INSIDE demonstrates that the use of spectromorphologically similar sound design and music can create new opportunities for mood induction and imaginative immersion. These techniques could be expanded and applied to a number of different gameplay contexts in future. For example, the balance of sound and spectromorphologically similar music could be altered based on a continuous variable, rather than simply switching fully once a virtual threshold has been crossed by the player. Perhaps the most obvious application of this would be to control the balance based on the player’s remaining health, with the music becoming more predominant as the player approaches death. Emotional content encoded into the music could be used to great effect to induce a mood of dread or anxiety in the player in this way, simultaneously serving to notify and deepen immersion.

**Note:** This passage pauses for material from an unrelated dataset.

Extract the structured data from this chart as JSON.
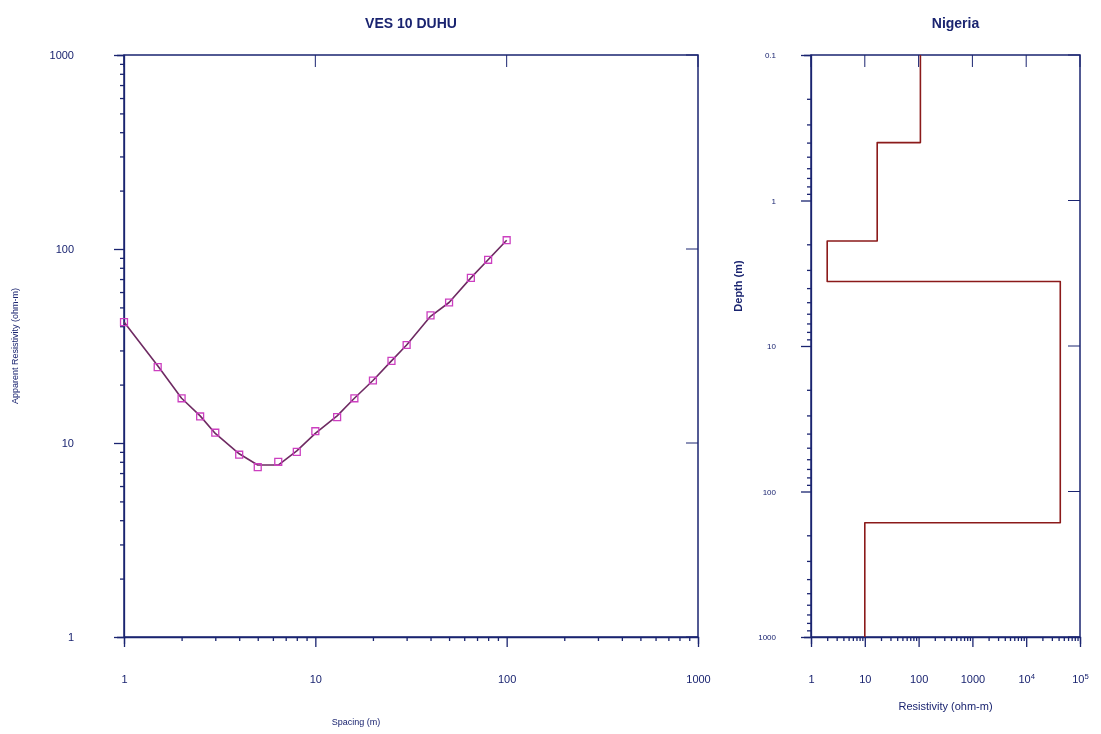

The disadvantage with using a technique such as this would result from the inherently non-musical timing of events that occur within the game. For example, a pseudo-random sound such as the approaching footsteps of an enemy squad would not translate easily into a musically viable instrumental layer. Care would have to be taken apply this technique only to musically viable sounds. Alternatively, in-game events would have to be constricted to occur at musically appropriate intervals of time. Stevens and Raybould (2015) propose a possible solution to this conflict, suggesting that each game event could be assigned a window of opportunity in which to occur. They suggest that within this window, the game could select the closest musical subdivision and snap the event to occur in synchronicity. INSIDE circumvents this pitfall by applying the technique only to one set of sound effects with a fixed rhythmic structure, set within a level designed specifically for the purpose of utilising this effect. For the technique to be more widely adopted across multiple genres it would require that games be designed from the ground up to trigger events based on musical information.

7 Conclusion

In conclusion, INSIDE utilises audio in this gameplay section to imbue one fairly simple mechanic with a number of different functions. By giving priority to the looping audio and ensuring that all other gameplay elements conform appropriately, INSIDE is able to effectively communicate the game mechanics whilst retaining and deepening player immersion, even through repeated player deaths. The usage of spectromorphologically similar sound and music allows for effective mood induction, narrative progression and the deepening of sensory, challenge-based and imaginative immersion. The specific advantage that this technique possesses is that it allows for all of this whilst still performing the same ludic functions as traditional diegetic sound design. By altering the soundscape in this manner as the player progresses, episodic compartmentalisation can be achieved as part of a continuous gameplay experience, eschewing the need for more traditional methods of delineation such as cut scenes or chapter title cards.